Dear Amy: I am a newlywed. The holiday season is upon us, and I’m trying to coordinate between families, and also get myself into the spirit.

However, there is one tradition my husband’s family has that I don’t understand. I’m not sure how I can fit into this tradition.

Ever since they were children, on Christmas morning, “the kids” (my husband and his now-adult sister) would come down the stairs to open gifts, and their father would video-record it.

Well, we are 26 now, and both siblings live on their own outside of the house, but my in-laws still think we should do this tradition.

I tried to bring this up to them, saying that we won’t even be at their home on Christmas morning, but they brushed it off, saying, “We can do it when you come over at 2 o’clock.”

I know it is hard to see your kids grow up, but I did marry their son this year. My husband and I live in our own home about 20 minutes away and visit regularly.

Last year, I was not included in this tradition because I was still “the girlfriend.” This year, even if they ask, I’m not sure I want to be included.

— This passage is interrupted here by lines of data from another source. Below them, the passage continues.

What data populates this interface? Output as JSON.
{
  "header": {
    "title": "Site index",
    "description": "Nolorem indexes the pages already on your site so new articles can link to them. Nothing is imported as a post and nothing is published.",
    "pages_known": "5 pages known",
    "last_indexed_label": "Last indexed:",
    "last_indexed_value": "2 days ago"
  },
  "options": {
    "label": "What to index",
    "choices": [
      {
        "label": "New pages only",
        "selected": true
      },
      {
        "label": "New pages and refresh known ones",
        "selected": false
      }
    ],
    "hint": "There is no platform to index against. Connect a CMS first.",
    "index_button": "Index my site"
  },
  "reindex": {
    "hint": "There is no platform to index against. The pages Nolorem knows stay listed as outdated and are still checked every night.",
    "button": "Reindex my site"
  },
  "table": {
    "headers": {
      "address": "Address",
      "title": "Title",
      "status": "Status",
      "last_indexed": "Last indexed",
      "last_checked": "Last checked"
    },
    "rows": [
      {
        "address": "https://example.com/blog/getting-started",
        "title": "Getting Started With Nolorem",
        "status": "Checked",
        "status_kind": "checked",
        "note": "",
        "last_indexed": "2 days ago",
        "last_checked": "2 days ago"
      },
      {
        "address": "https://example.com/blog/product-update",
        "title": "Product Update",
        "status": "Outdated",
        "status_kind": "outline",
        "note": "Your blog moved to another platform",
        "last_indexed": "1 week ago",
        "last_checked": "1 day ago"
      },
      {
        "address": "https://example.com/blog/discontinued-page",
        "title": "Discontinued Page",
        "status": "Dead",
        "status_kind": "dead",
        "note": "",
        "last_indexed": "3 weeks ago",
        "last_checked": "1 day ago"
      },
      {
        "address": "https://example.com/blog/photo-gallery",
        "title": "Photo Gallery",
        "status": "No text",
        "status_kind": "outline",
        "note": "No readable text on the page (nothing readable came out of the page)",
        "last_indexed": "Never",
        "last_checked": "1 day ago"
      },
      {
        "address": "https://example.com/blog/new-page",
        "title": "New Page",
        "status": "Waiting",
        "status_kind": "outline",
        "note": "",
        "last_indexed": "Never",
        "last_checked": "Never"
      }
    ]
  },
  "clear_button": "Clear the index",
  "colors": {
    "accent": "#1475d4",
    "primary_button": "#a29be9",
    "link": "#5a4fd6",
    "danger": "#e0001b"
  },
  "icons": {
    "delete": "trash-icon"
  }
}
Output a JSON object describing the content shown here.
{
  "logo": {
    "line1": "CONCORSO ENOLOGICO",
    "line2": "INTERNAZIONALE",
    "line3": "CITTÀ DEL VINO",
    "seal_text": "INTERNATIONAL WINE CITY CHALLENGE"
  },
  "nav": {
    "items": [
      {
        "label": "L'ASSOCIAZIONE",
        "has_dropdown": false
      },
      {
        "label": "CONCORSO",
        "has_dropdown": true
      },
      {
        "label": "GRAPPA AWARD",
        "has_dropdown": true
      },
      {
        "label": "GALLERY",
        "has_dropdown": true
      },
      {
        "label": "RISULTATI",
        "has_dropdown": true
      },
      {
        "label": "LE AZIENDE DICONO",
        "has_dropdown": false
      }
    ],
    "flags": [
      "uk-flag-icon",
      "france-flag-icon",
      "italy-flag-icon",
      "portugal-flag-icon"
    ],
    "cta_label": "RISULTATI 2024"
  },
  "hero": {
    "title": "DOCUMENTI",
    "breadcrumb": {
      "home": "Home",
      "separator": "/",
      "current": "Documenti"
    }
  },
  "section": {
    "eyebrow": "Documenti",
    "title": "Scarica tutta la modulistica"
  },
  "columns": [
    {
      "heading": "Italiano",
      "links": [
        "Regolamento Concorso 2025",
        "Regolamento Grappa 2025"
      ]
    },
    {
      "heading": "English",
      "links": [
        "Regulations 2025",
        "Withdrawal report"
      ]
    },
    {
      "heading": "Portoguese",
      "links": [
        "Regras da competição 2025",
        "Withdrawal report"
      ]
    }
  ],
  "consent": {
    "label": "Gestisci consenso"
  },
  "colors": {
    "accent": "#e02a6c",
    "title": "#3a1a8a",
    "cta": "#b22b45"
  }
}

Please help me relate to this tradition. I understand it as children, but just as you stop taking pictures of the kids on their first day of school, shouldn’t this group grow up?

Holiday Grown-ups

Dear Holiday: This is one of the wackiest and most wonderful holiday traditions I’ve ever heard of, and, as dumb as you find it to be, I think you should sit back with a beverage, pull out your phone, and enjoy and film it, in all of its cringy glory. (You could then “bank” the video, in case you might need it one day, to use as some good-natured spousal blackmail.)

This has a “Meet the Parents” quality to it, and I can only hope the adult children dress up in matching “footie” onesies in order to scamper down the stairs and greet their Santa-haul.

Unless this family engages in (other) creepy and/or juvenile or infantilizing behaviour, I think you should see this as a delightful annual one-off. Do not attempt to get in on it. You don’t have to do every single thing your husband does. Nor do you need to convince him to stop participating in a silly ritual that might actually have meaning for all of them. Although it would be gracious for them to attempt to include you, you could easily and politely demur.

It would be a fun project for someone to splice together over two decades of this footage into a montage. If you are good at this sort of thing, you might give it to the family as a holiday gift next year.

Dear Amy: I keep in touch with an old, out-of-town friend by phone several times a year.

My friend recently had to move his elderly mother into a memory care centre following her Alzheimer’s diagnosis.

When we speak next, should I ask how his mom is doing?

I’m reluctant to raise an obviously painful subject in the course of an otherwise pleasant conversation.

— R

Dear R: Not only should you ask your friend how his mother is doing, but to avoid this important subject would be insensitive, and would not serve your friendship.

Your friend’s mother hasn’t disappeared. She exists in the world, and presumably is still very much in his life.

Yes, this topic might be painful. But friends should be invited to discuss even painful life events, and be given the time and space to tell their story, if they choose to.

If your friend finds his mother’s situation too challenging to discuss, he will telegraph this by giving a truncated or noncommittal answer. Then you can move onto another topic.

Dear Amy: I appreciated your musings on being addressed as “young lady” by patronizing strangers.

Just the other day, I told my wife how angry it made me when young people trying to be cute call me “young man.” This has been happening for years.

I am a 78-year-old man.

This is just not a “young lady” phenomenon — it is heard by both sexes, and I believe it’s an example of ageism. Thanks for bringing it up.

— Ray in Tucson, Ariz.

Dear Ray: Many mature men have responded to the question from the woman signed “Not Young,” who reported how annoying it is to be greeted this way.

Nobody likes it.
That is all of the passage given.